Patients with anorexia are fed initially with supplemental liquid feedings 6 times a day until they are within at least 10% of their goal weight. Patients who refuse the feedings consistently and do not gain weight are given feeing through nasal gastric tubes (Mayo Clinic).
Bulimic patients being with food trays. The goal for both anorectics and bulimics is self-regulated weight maintenance. This is done through letting the patient self-selecting meals after a period of weight maintenance within their range. Both the bulimic and the anorectic are participants in response prevention techniques intended to prevent any purging behavior. (John Hopkins)

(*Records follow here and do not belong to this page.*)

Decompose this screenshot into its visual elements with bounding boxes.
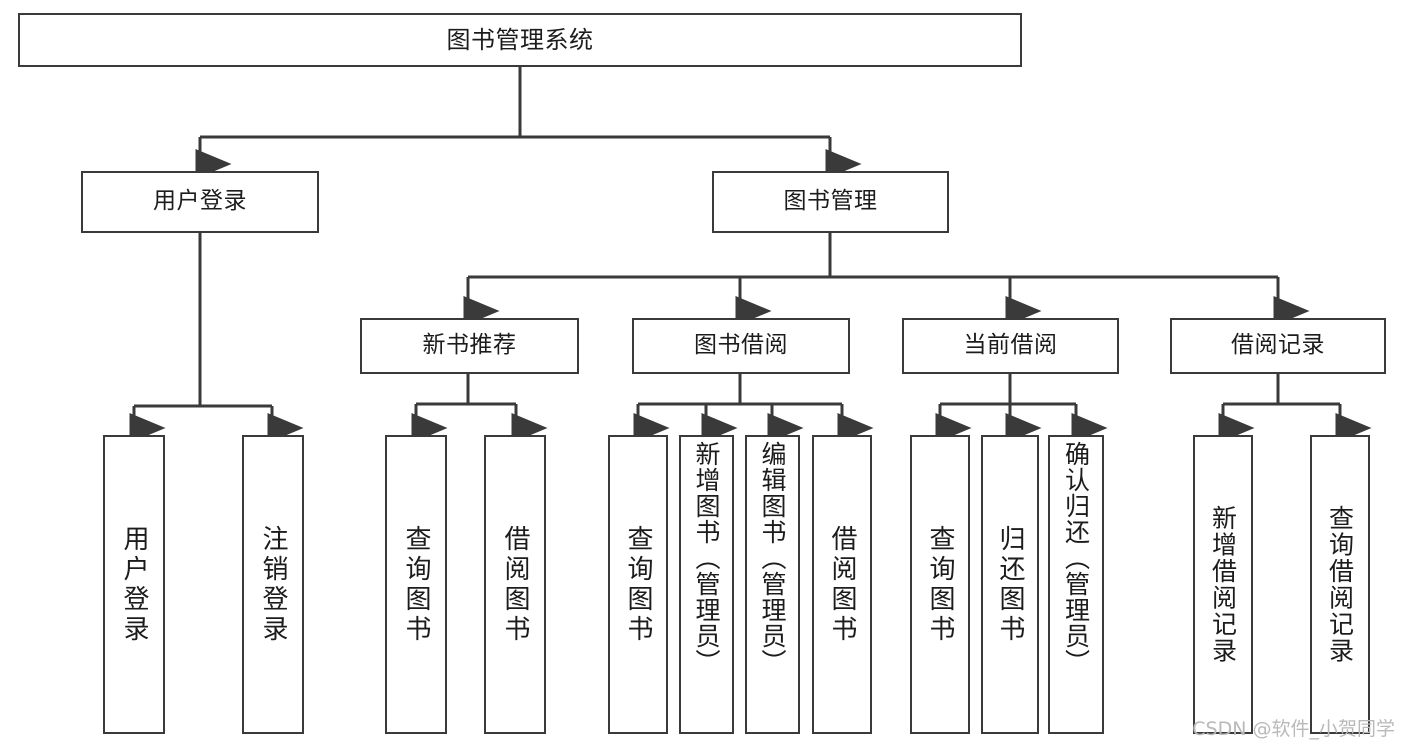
- node-label: 新书推荐: [422, 332, 517, 359]
- csdn-watermark: CSDN @软件_小贺同学: [1192, 718, 1395, 740]
- leaf-confirm-return-admin[interactable]: 确认归还（管理员）: [1048, 435, 1104, 734]
- leaf-query-book-recommend[interactable]: 查询图书: [385, 435, 447, 734]
- node-label: 新增图书（管理员）: [692, 441, 721, 675]
- node-label: 用户登录: [119, 524, 149, 645]
- leaf-logout[interactable]: 注销登录: [242, 435, 304, 734]
- node-label: 借阅记录: [1231, 332, 1325, 359]
- node-label: 借阅图书: [827, 524, 857, 645]
- node-book-borrow[interactable]: 图书借阅: [632, 318, 850, 374]
- leaf-user-login[interactable]: 用户登录: [103, 435, 165, 734]
- leaf-query-book-borrow[interactable]: 查询图书: [608, 435, 668, 734]
- leaf-query-borrow-record[interactable]: 查询借阅记录: [1310, 435, 1370, 734]
- node-label: 归还图书: [995, 524, 1025, 645]
- node-label: 查询借阅记录: [1325, 505, 1355, 664]
- node-label: 用户登录: [153, 188, 247, 215]
- node-label: 查询图书: [925, 524, 955, 645]
- node-label: 借阅图书: [500, 524, 530, 645]
- leaf-return-book[interactable]: 归还图书: [981, 435, 1039, 734]
- node-label: 图书管理系统: [446, 25, 594, 54]
- node-label: 图书借阅: [694, 332, 788, 359]
- leaf-query-book-current[interactable]: 查询图书: [910, 435, 970, 734]
- node-book-manage[interactable]: 图书管理: [712, 171, 949, 233]
- node-user-login[interactable]: 用户登录: [81, 171, 319, 233]
- node-label: 确认归还（管理员）: [1061, 441, 1091, 675]
- leaf-add-book-admin[interactable]: 新增图书（管理员）: [679, 435, 734, 734]
- node-label: 当前借阅: [963, 332, 1058, 359]
- node-label: 注销登录: [258, 524, 288, 645]
- node-label: 图书管理: [783, 188, 878, 215]
- leaf-edit-book-admin[interactable]: 编辑图书（管理员）: [745, 435, 800, 734]
- node-label: 编辑图书（管理员）: [758, 441, 787, 675]
- node-label: 新增借阅记录: [1208, 505, 1238, 664]
- node-root-system[interactable]: 图书管理系统: [18, 13, 1022, 67]
- node-label: 查询图书: [401, 524, 431, 645]
- node-label: 查询图书: [623, 524, 653, 645]
- node-new-book-recommend[interactable]: 新书推荐: [360, 318, 579, 374]
- node-borrow-record[interactable]: 借阅记录: [1170, 318, 1386, 374]
- leaf-borrow-book-recommend[interactable]: 借阅图书: [484, 435, 546, 734]
- node-current-borrow[interactable]: 当前借阅: [902, 318, 1119, 374]
- leaf-borrow-book-borrow[interactable]: 借阅图书: [812, 435, 872, 734]
- leaf-add-borrow-record[interactable]: 新增借阅记录: [1193, 435, 1253, 734]
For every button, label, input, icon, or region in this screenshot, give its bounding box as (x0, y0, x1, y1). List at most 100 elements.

Future Practitioner Helping Individual with Eating Disorders from Empowerment and Strength Perspectives
The empowerment perspective and the strength-based approach work together. In social service work, the strengths-based approach involves helpers highlighting the client’s strengths and not their shortfalls. There are different ways to empower clients; and how empowerment can benefit the clients and social services workers attitudes, relationships etc. Social workers need to be aware and practice methods for empowerment effectively to be able to believe in their client’s strengths, abilities, and dreams. (Cite empowerment article). Empowerment does not give people power, people already have plenty of power. Empowerment is defined as letting this power out. It encourages people to gain the skills and knowledge that will allow them to overcome obstacles in life or work environment and eventually help them develop strengths within themselves or in the society (Cite Theo class).